Petitioner Cosner was not only advised of the applicability of a mandatory minimum, but also of the fact that the mandatory minimum involved was 7 1/2 years. His petition is accordingly dismissed.
 Petitioners Cramer and Christian, while advised of the involvement of a mandatory minimum were, nevertheless, misinformed as to the length thereof. Their petitions are accordingly granted to the extent that the Board of Prison Terms and Paroles is directed to reduce their mandatory minimum terms in accordance with their understanding of the length thereof at the time of their pleas.

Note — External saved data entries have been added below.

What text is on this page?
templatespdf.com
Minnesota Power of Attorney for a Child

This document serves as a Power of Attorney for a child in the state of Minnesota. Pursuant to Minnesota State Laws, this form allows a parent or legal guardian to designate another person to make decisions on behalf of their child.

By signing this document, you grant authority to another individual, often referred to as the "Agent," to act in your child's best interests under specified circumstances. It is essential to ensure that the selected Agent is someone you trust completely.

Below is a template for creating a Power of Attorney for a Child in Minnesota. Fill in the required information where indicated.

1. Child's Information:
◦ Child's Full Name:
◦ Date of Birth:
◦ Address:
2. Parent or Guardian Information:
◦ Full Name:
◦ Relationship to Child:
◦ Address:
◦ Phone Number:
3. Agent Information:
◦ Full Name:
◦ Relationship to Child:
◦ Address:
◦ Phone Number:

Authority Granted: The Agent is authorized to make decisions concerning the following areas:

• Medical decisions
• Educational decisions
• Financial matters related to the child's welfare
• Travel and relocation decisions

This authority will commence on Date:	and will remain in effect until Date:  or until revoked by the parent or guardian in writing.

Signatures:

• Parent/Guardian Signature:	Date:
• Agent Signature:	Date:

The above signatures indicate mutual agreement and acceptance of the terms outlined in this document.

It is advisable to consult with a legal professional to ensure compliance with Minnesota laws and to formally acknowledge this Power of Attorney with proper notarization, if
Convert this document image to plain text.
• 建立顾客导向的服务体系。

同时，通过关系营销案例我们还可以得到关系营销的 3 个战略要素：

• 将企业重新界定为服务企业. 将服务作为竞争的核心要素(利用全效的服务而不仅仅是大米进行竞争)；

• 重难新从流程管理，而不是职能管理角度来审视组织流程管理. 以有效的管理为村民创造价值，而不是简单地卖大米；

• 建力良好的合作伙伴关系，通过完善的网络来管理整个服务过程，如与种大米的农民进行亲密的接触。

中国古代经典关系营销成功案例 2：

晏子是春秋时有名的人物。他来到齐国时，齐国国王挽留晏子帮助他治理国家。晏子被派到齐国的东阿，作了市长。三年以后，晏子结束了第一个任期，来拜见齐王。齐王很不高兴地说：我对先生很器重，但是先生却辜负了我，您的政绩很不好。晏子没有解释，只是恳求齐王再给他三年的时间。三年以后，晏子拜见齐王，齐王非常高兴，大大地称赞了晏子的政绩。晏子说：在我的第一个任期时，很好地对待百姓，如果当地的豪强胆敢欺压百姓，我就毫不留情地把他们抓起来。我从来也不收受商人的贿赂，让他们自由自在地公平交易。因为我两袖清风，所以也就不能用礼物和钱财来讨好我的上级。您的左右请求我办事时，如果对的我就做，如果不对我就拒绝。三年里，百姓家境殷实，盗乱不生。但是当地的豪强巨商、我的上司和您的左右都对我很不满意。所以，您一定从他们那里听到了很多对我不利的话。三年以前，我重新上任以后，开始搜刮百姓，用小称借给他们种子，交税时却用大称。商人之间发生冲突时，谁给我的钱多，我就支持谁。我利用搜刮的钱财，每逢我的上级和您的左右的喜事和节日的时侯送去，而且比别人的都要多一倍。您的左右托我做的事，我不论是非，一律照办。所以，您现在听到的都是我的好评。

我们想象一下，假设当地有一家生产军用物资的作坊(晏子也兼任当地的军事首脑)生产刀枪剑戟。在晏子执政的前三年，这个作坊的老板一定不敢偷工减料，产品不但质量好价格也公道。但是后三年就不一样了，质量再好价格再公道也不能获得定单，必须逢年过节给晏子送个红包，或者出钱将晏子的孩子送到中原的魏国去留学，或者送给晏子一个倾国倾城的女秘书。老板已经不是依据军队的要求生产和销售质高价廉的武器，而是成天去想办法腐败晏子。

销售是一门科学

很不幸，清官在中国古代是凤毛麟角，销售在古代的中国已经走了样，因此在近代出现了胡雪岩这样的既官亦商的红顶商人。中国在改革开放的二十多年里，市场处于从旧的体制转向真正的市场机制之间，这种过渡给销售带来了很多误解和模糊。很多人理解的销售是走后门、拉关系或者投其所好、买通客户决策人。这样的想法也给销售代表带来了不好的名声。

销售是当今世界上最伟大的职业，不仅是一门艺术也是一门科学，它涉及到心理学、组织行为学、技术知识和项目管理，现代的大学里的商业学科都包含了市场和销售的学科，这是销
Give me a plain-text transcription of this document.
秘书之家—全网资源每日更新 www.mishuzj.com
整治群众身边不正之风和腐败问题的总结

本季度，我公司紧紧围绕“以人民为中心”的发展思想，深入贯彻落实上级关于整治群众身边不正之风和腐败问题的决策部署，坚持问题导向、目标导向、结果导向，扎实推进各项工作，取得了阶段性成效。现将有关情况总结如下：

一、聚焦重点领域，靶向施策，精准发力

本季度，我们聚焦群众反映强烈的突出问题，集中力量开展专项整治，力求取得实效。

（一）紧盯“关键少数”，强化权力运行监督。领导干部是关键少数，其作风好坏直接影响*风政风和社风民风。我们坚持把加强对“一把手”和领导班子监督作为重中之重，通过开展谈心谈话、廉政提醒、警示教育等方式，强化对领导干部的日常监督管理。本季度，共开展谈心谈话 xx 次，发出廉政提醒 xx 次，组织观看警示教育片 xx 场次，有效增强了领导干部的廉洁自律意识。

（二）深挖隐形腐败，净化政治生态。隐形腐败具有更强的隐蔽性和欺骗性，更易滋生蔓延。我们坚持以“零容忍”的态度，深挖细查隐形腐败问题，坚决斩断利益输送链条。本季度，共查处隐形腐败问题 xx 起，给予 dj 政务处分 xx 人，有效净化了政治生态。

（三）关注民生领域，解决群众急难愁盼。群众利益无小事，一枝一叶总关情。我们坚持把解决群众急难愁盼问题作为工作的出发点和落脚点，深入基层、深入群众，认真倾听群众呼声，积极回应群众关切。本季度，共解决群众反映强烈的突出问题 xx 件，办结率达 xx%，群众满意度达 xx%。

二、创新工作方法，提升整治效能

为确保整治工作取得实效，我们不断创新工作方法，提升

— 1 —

 We find no substantial merit in petitioner Christian's contention that incorporation of the "deadly weapon" finding in the judgment and sentence vitiates such a finding. We concede, however, that the better practice, and the one more in keeping with the purport of RCW 9.95.015, is to enter a special finding of record separate and distinct from the judgment and sentence. See State v. Coma, 69 Wn.2d 177, 417 P.2d 853 (1966).
HALE, C.J., and FINLEY, ROSELLINI, and WRIGHT, JJ., concur.